In the babel of languages that these days were, I hadn’t time to think too much. Sometimes to not think is good, sometimes is impossible. Sometimes it’s just such a big part of me being anxious or shameful of something that I forget the bigger picture: I’m alone and alone I can’t take care of myself properly. This I should keep in mind very clearly and more often.
Of course with that comes a very simple problem and it’s the problem of finding the right person to achieve a better state… and with that comes then the problem of giving to this person the access to my soul (because to do that is a deep act of trust, because being open is the only way to be free)… and for that I do not have the key. As far as I am concerned my mind “clicks” properly only when finds a good amount of trust and the sweet illusion to be understood. Whenever this mix is absent, even for a little bit or even simply because of my personal doubts, the whole castle crumbles to dust easily and quickly.

When that happen, when my willingness to serve dries out itself, I find myself in this position with these feelings I had in the last days: I feel inadequate, I feel wrong, I feel week, I feel pathetic.
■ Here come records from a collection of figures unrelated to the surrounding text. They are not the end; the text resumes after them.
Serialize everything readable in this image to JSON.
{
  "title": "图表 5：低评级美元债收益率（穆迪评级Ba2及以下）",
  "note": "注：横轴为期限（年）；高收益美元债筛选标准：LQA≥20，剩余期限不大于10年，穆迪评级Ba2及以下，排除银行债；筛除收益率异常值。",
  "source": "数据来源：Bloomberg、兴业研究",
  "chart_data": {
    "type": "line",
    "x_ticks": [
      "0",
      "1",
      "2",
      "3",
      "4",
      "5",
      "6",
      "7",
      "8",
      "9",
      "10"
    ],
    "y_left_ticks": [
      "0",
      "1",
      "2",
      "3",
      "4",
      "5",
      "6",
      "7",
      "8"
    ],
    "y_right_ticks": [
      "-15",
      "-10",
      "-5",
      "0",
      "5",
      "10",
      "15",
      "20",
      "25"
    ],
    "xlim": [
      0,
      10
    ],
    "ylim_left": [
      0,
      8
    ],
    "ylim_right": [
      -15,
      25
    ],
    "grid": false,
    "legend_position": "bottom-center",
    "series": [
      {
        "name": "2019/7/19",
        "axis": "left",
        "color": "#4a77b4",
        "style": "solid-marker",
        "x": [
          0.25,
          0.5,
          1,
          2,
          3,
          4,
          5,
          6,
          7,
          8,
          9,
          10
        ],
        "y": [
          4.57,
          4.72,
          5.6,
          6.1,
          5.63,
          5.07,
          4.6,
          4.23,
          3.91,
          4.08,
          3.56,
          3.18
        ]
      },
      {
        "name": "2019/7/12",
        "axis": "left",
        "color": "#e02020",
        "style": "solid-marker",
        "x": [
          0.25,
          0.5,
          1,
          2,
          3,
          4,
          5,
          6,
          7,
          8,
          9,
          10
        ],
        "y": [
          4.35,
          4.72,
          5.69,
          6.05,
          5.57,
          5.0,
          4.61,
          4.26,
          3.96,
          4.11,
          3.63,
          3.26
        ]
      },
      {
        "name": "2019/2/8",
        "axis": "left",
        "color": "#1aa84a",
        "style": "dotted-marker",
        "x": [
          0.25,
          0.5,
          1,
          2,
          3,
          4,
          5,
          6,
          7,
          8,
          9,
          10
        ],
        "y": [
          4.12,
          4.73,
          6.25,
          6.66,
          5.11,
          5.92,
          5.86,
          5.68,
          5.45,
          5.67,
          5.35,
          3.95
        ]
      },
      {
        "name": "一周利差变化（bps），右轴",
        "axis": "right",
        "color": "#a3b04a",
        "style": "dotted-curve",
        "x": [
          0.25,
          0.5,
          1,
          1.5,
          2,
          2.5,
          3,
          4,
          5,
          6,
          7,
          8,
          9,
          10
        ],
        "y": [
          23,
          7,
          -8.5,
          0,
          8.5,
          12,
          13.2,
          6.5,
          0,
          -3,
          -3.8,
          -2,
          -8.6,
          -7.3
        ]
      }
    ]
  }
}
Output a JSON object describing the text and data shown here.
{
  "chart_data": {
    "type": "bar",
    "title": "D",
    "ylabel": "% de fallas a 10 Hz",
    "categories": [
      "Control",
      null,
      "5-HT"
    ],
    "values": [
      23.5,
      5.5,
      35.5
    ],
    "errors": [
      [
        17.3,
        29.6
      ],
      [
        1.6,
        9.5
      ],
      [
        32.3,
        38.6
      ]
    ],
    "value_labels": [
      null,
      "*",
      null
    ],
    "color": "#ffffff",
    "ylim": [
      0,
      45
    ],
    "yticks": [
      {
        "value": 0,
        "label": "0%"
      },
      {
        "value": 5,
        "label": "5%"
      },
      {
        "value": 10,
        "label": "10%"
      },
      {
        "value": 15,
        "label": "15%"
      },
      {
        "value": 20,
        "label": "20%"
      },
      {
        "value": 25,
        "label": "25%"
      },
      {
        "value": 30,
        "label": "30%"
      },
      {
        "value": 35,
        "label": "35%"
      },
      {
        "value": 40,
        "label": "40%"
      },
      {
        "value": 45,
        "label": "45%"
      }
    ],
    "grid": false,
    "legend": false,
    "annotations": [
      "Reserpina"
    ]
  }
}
The pleasure at that point fades, the chores become a burden, playing becomes boring or even too silly and everything becomes difficult and too challenging to undergo.
I become suddenly apathetic or sometimes even openly rebellious because the thought of giving oneself to someone, completely, is too heavy to bear and is ultimately fruitless.
Shame plays a big role in these periods, suddenly what was a pleasure – however might still be a pleasure during the very moment of ungeroing it – becomes another sinful trait to add to the somehow-too-long list of my despicable tastes.

I wish I could understand why I can’t just enjoy myself without worries honestly, why I have to spend hours and hours trying to convince myself I am not sick or, even in the case I really am, that there is nothing wrong…

I spend time somehow torturing myself with negative thoughts, clearly trying to become more pathetic than I am and trying to stop myself enjoying what I like.
The fight is constant and exhausting and there is nothing that I can do, nothing. Sometimes is quiet and sometimes is powerful but is always and ever painful. It’s me fighting with myself a battle I cannot win alone.
I need to be saved from myself, isn’t it? Such a romantic stereotype.

Even now, writing these words, I’m afraid. Afraid of digging too much, afraid of not digging at all. Afraid of letting myself go, afraid of the changes my life will have. Afraid.
Always and ever afraid. Never quiet. Always in pain.